Although its chief architect is gone, a potentially innovative project to overhaul the health information technology system at the Veterans Affairs Department will likely live on with the Trump administration.
LaVerne Council was the main champion of the proposed Digital Health Platform project. She was assistant secretary for information and technology within the VA and chief information officer at its Office of Information and Technology, but she left office Jan. 20 with most other Obama administration “political appointees.”
“Basically where it stands now, the outgoing administration left a business case with some costs options,” on the DHP project, said VA spokesman Tim Cox. “The incoming administration will have to take that and weigh priorities.”
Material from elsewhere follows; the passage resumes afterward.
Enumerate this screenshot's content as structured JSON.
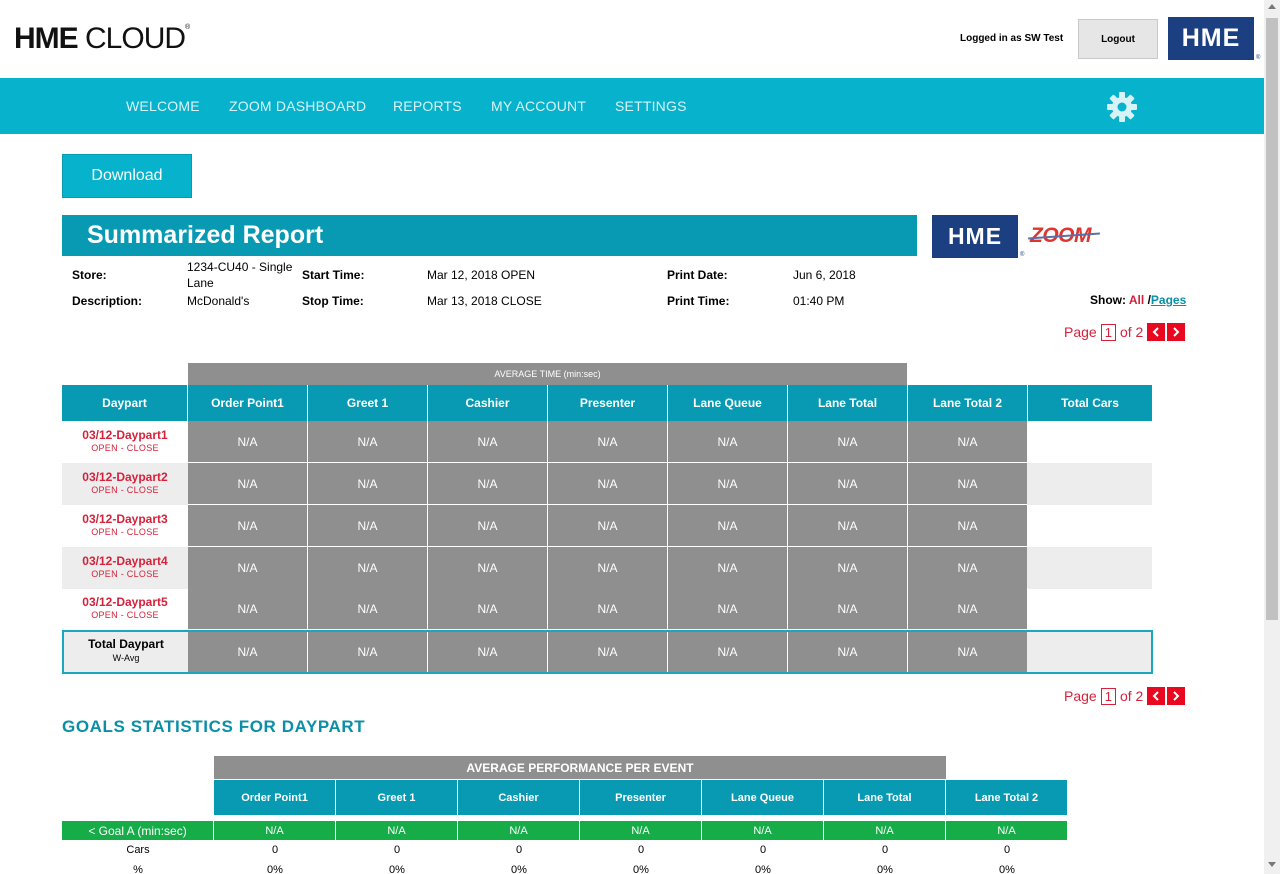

Cost estimates were unavailable at deadline.
And while DHP was Council's brainchild, the plan was put together at the request of Dr. David Shulkin, Cox said. Shulkin is the VA's undersecretary of health and President Donald Trump's nominee for VA secretary.
Council and Shulkin came to the VA as Obama appointees in the summer of 2015.
“They were partners from Day One since they were confirmed together,” Cox said, so, it's likely DHP still has a champion at the top.
A Senate confirmation hearing on Shulkin's nomination has not been scheduled.
Last April, during congressional hearings, Council first proposed bringing together a bundle of cloud-based technologies to improve the exchange of healthcare and benefits-related information within the VA.
The DHP also would serve as a conduit between the VHA—the VA's sprawling, 152-hospital, 990-clinic integrated delivery system—and private-sector healthcare providers who, in increasing numbers, are being called on to serve more than 8 million veterans.
Earlier this month, word surfaced that three software developers along with Georgia Tech put together a working proof of concept of Council's platform.
The developers were MuleSoft and Salesforce Health Cloud, both in San Francisco, and Apervita of Chicago. Salesforce brought to the DHP project its capabilities in cloud-based customer relationship management; MuleSoft, some application programming interfaces (APIs); and Apervita, data analytics.
The technologies have been integrated it into the business and clinical flows using the API gateways, said Steve Rushing, health IT strategic adviser at Georgia Tech's Enterprise Innovation Institute. Georgia Tech oversaw the pilot under contract with the VA.
“Being able to make an appointment, get a care plan from the care coordinator—(they are) the kinds of things people discuss as being patient-centric,” Rushing said. “The EHR does clinical things very well," but customer relationship management could be better.
Rushing said they worked with Duke University and in that case, the VA sent clinical information with a referral for a female veteran because Duke was going to provide the OB-GYN care not available at the VA facility. The coordination was made easier by using an agile (software development) approach, he said.
“I'm very optimistic that it (the VA) will move to this platform,” Rushing said. “The economics are very important and it does cut the cost, and it reduces the time to get there.”